Drivers struggle with fog, icy roads
A combination of freezing temperatures, fog and black ice sent dozens of vehicles skidding off area roads Friday morning.
School openings in Warren County were delayed and law enforcement officials responded to dozens of crash sites.
The Frederick County Sheriff’s Office reported working with state police on 11 crashes, nine of them involving personal injuries and two with property damage only. Lt. Warren Gosnell, head of Frederick County’s traffic division, said in a written statement that the first crash was recorded at 5:12 a.m. and the last at 8:52 a.m.
Gosnell said the weather conditions deceived many drivers into thinking the roadway surface was merely wet instead of coated with slippery ice.
“Now add in the fog that has reduced the distance the driver can perceive a hazard ahead, thus reducing available reaction time,” Gosnell said. “That driver now has to brake or steer harder in an attempt to avoid the threat because it is now much closer (than) when it is first seen.
“With those extreme maneuvers and heavier braking, that black ice will defeat the efforts to avoid that collision most of the time as there is simply not enough road grip and not enough time to recover from the slide or the skid.”
Warren County Sheriff Daniel T. McEathron said his agency recorded 17 crashes on the slick roads. McEatheron said he had no information on whether there were any injuries.
“That was pretty interesting the way it developed, patchy areas, because you couldn’t see it was just slick,” McEathron said of the black ice.
The Shenandoah County Sheriff’s Office posted a notice on the agency Facebook page urging drivers to keep their distance from other vehicles.
Shenandoah County Capt.

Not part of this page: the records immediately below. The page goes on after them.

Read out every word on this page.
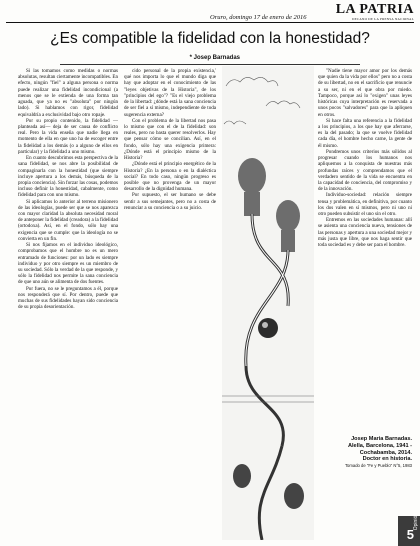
LA PATRIA
DECANO DE LA PRENSA NACIONAL
Oruro, domingo 17 de enero de 2016
¿Es compatible la fidelidad con la honestidad?
* Josep Barnadas

Si las tomamos como medidas o normas absolutas, resultan ciertamente incompatibles. En efecto, ningún "fiel" a alguna persona o norma puede realizar una fidelidad incondicional (a menos que se le extienda de una forma tan aguada, que ya no es "absoluta" por ningún lado). Si hablamos con rigor, fidelidad equivaldría a exclusividad bajo otro ropaje.

Por su propio contenido, la fidelidad —planteada así— deja de ser causa de conflicto real. Pero la vida enseña que nadie llega en momento de ella en que uno ha de escoger entre la fidelidad a los demás (o a alguno de ellos en particular) y la fidelidad a uno mismo.

En cuanto descubrimos esta perspectiva de la sana fidelidad, se nos abre la posibilidad de compaginarla con la honestidad (que siempre incluye apertura a los demás, búsqueda de la propia conciencia). Sin forzar las cosas, podemos incluso definir la honestidad, cabalmente, como fidelidad para con uno mismo.

Si aplicamos lo anterior al terreno misionero de las ideologías, puede ser que se nos aparezca con mayor claridad la absoluta necesidad moral de anteponer la fidelidad (creadora) a la fidelidad (ortodoxa). Así, en el fondo, sólo hay una exigencia que se cumple: que la ideología no se convierta en un fin.

Si nos fijamos en el individuo ideológico, comprobamos que el hombre no es un mero entramado de funciones: por un lado es siempre individuo y por otro siempre es un miembro de su sociedad. Sólo la verdad de la que responde, y sólo la fidelidad nos permite la sana conciencia de que uno aún se alimenta de dos fuentes.

Por fuera, no se le preguntamos a él, porque nos responderá que sí. Por dentro, puede que muchas de sus fidelidades hayan sido conciencia de su propia desorientación.

cido personal de la propia existencia,' qué nos importa lo que el mundo diga que hay que adoptar en el conocimiento de las "leyes objetivas de la Historia", de los "principios del ego"? "Es el viejo problema de la libertad: ¿dónde está la sana conciencia de ser fiel a sí mismo, independiente de toda sugerencia externa?

Con el problema de la libertad nos pasa lo mismo que con el de la fidelidad: son reales, pero no basta querer resolverlos. Hay que pensar cómo se concilian. Así, en el fondo, sólo hay una exigencia primera: ¿Dónde está el principio mismo de la Historia?

¿Dónde está el principio energético de la Historia? ¿En la persona o en la dialéctica social? En todo caso, ningún progreso es posible que no provenga de un mayor desarrollo de la dignidad humana.

Por supuesto, el ser humano se debe sentir a sus semejantes, pero no a costa de renunciar a su conciencia o a su juicio.

"Nadie tiene mayor amor por los demás que quien da la vida por ellos" pero no a costa de su libertad, no en el sacrificio que renuncie a su ser, ni en el que obra por miedo. Tampoco, porque así lo "exigen" unas leyes históricas cuya interpretación es reservada a unos pocos "salvadores" para que la apliquen en otros.

Si hace falta una referencia a la fidelidad a los principios, a los que hay que aferrarse, es la del pasado; la que se vuelve fidelidad cada día, el hombre hecho carne, la gente de él mismo.

Pondremos unos criterios más sólidos al progresar cuando los humanos nos apliquemos a la conquista de nuestras más profundas raíces y comprendamos que el verdadero sentido de la vida se encuentra en la capacidad de conciencia, del compromiso y de la innovación.

Individuo-sociedad: relación siempre tensa y problemática, en definitiva, por cuanto los dos valen en sí mismos, pero ni uno ni otro pueden subsistir el uno sin el otro.

Entremos en las sociedades humanas: allí se asienta una conciencia nueva, tensiones de las personas y apertura a una sociedad mejor y más justa que libre, que nos haga sentir que toda sociedad es y debe ser para el hombre.

Josep Maria Barnadas.
Alella, Barcelona, 1941 -
Cochabamba, 2014.
Doctor en historia.
Tomado de "Fe y Pueblo" N°5, 1983
5
Opinión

Wesley Dellinger said his agency had recorded “a half dozen accidents with minor skidding off roadways,” adding that state police had also responded to “numerous” accidents on Interstate 81 and primary and secondary roads.
Dellinger said conditions improved considerably by mid-morning due to the efforts of road crews from the Virginia Department of Transportation.
“VDOT was able to get out and treat the roads fairly quickly once we received the initial reports,” Dellinger said.